According to a complaint filed on Wednesday in federal court in Alexandria, Virginia, the FDIC incorrectly counted $56.2 billion of positions between two Capital One subsidiaries as uninsured deposits, improperly inflating the assessment by $149.2 million.
The sixth-largest U.S. commercial bank said the FDIC “persists in seeking to collect a special assessment based on its erroneous calculation,” despite two years of communications showing its math is wrong.
Capital One, based in McLean, Virginia, said the dispute is at an impasse, and a judge should declare that it does not owe the $149.2 million plus daily penalties for nonpayment.
Capital One estimated in July that it may need to set aside an additional $200 million for the matter.
FDIC spokesman Brian Sullivan declined to comment on Thursday. Capital One also declined to comment.
Silicon Valley Bank and Signature Bank were seized by the FDIC in March 2023, prompting fears of a replay of the 2008 global banking crisis. Another large bank, First Republic Bank, failed in May 2023.
As of June 30, the FDIC estimated it would recover $18.6 billion from 111 banks through a special assessment for the Silicon Valley Bank and Signature Bank failures.
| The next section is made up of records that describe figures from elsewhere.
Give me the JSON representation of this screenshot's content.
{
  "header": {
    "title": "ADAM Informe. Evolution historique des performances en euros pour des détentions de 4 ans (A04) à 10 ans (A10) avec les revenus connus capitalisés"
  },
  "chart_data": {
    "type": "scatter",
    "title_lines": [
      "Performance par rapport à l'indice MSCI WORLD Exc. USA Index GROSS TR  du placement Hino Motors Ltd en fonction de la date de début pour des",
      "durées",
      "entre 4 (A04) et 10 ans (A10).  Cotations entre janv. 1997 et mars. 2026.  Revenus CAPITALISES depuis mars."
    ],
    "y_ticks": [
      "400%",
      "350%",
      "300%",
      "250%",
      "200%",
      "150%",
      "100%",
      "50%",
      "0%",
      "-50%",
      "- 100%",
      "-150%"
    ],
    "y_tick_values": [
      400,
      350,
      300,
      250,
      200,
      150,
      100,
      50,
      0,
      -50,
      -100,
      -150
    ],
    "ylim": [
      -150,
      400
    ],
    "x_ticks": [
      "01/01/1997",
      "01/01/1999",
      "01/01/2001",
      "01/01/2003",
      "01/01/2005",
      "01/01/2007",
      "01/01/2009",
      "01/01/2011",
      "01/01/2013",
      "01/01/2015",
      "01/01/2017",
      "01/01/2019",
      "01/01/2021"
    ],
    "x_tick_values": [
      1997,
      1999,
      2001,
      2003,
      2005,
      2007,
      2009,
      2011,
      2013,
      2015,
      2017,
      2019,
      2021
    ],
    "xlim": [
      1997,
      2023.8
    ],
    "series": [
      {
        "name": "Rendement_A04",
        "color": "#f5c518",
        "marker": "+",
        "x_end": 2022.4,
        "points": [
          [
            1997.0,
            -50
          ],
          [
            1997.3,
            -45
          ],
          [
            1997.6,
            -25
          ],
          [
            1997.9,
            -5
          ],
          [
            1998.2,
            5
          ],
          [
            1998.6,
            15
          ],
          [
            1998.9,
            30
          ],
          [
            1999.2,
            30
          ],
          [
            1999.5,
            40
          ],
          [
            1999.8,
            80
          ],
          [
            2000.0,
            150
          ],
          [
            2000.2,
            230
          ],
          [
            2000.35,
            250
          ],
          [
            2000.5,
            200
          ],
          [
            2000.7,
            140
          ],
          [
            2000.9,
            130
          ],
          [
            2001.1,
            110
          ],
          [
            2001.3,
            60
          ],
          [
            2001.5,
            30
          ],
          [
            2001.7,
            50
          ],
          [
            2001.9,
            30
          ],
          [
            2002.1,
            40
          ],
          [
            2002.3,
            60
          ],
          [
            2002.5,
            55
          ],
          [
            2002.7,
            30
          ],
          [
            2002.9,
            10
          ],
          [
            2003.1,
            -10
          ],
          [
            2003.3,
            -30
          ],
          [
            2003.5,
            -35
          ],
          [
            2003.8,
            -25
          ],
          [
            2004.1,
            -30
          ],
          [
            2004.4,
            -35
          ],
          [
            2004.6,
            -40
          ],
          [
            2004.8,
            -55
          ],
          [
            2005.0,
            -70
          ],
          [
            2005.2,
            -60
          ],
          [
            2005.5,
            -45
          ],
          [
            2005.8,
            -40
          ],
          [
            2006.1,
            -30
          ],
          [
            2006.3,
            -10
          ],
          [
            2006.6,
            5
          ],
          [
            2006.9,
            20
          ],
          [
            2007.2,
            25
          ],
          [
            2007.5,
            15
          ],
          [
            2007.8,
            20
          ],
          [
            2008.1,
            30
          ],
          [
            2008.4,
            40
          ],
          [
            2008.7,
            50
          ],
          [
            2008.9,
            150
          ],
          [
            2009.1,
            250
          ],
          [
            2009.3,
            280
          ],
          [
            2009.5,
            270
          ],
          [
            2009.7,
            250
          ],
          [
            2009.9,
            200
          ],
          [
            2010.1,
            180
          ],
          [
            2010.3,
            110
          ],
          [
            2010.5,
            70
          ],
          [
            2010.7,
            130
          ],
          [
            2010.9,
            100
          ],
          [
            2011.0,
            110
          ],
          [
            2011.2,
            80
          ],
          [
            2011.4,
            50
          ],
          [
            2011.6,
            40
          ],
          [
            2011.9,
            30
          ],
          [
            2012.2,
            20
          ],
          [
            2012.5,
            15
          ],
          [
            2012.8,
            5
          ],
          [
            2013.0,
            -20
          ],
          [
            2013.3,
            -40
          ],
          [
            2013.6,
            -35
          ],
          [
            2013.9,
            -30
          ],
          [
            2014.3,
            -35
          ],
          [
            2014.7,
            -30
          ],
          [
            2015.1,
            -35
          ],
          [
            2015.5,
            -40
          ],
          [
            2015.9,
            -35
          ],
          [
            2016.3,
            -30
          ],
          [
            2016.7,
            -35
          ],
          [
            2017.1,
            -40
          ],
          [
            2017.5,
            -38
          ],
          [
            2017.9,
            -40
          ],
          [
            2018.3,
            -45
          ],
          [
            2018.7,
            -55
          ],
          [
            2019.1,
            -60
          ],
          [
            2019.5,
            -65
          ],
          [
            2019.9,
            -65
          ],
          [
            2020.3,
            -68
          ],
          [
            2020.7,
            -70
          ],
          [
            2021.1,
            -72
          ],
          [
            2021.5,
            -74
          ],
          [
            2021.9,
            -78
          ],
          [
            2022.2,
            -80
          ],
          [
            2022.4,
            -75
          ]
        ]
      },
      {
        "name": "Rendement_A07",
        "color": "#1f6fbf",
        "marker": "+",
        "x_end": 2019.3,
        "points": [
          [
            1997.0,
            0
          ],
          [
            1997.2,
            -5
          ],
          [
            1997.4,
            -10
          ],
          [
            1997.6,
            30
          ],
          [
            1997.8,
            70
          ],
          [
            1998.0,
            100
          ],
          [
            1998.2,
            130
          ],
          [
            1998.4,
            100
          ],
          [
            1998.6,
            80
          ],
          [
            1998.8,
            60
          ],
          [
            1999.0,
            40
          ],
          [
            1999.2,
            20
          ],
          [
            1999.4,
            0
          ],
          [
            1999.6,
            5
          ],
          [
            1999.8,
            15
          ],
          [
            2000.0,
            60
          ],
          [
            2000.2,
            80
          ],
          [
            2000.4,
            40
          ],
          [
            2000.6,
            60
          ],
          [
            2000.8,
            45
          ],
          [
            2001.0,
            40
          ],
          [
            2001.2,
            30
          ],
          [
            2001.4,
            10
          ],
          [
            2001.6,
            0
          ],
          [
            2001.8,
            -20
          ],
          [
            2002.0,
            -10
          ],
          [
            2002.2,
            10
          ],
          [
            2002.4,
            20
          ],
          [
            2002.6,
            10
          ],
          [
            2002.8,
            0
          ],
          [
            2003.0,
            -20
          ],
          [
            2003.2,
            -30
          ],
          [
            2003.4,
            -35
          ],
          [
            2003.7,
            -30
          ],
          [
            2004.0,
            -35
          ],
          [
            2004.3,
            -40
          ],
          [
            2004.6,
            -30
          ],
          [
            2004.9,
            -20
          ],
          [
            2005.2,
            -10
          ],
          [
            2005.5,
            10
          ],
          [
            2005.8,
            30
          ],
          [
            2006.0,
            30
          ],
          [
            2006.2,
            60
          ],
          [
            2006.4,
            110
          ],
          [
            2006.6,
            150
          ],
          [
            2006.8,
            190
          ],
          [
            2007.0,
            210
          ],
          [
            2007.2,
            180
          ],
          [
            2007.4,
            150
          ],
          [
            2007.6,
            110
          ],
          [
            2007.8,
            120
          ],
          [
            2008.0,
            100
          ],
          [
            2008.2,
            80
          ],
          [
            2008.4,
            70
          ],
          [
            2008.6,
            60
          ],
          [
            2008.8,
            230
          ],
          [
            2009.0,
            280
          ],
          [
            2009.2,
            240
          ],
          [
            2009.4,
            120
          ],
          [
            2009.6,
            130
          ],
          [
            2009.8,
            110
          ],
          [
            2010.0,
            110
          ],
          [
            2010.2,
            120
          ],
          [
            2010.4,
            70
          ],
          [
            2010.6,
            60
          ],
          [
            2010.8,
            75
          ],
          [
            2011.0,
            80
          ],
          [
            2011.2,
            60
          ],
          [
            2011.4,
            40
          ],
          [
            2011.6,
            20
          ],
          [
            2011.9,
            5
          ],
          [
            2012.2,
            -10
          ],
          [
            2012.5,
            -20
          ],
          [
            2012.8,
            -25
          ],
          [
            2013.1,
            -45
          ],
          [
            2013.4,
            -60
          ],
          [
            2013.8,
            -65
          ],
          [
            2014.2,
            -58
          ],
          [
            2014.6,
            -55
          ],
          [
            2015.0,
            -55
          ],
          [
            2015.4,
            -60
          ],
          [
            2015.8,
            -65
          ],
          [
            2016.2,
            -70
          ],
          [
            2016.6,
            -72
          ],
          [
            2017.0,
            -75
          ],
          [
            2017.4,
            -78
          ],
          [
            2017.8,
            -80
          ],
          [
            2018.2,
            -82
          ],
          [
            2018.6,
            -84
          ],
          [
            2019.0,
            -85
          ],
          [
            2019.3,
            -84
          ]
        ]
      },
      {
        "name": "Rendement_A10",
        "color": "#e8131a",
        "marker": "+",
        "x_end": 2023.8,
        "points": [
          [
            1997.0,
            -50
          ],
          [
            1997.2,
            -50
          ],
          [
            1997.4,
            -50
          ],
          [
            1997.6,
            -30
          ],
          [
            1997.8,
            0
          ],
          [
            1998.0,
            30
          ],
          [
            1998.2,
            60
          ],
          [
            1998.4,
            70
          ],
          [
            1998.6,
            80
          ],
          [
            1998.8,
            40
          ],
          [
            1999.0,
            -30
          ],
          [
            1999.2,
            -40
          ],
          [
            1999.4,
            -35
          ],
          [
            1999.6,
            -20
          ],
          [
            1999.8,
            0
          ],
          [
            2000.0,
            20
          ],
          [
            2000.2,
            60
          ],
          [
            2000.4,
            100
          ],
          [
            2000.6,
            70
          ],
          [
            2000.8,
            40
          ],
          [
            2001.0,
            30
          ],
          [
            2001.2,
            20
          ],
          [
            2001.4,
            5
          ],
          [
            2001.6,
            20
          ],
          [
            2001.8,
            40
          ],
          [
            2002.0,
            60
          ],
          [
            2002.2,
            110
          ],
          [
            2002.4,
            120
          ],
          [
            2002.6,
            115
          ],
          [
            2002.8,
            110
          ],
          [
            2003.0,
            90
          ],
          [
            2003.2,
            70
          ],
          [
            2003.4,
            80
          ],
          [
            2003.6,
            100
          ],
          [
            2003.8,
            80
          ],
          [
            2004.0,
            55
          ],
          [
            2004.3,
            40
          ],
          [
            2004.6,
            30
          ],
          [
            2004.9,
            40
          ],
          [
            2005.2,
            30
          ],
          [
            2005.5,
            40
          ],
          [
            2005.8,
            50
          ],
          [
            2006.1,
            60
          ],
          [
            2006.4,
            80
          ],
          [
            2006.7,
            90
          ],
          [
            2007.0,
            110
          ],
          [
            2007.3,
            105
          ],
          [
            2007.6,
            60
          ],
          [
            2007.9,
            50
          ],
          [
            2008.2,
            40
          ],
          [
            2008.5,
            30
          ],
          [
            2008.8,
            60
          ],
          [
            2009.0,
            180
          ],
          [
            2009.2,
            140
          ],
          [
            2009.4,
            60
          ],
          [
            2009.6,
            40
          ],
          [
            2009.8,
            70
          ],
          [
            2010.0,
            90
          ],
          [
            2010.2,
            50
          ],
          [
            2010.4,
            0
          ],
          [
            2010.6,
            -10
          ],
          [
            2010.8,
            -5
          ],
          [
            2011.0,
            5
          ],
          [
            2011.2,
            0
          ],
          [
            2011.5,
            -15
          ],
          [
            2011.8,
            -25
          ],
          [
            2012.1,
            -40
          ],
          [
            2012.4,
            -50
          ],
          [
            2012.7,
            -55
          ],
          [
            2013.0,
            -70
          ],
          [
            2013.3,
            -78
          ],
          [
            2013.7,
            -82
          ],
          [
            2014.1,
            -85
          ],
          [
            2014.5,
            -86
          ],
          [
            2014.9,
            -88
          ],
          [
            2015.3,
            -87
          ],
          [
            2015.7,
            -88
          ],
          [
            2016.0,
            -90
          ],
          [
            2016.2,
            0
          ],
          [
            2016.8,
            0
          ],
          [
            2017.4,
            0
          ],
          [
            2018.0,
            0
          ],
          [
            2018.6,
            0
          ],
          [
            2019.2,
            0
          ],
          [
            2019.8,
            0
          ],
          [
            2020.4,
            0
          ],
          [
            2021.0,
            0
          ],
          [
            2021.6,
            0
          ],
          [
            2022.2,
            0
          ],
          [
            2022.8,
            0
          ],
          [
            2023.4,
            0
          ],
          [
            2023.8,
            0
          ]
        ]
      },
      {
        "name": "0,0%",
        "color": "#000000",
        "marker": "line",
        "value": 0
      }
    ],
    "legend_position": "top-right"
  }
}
Banks with less than $5 billion of assets are not subject to the assessment.
The FDIC sued 17 former Silicon Valley Bank executives and directors in January, seeking billions of dollars for alleged gross negligence and breaches of fiduciary duty. That case remains pending.
The case is Capital One NA v FDIC, U.S. District Court, Eastern District of Virginia, No. 25-01515.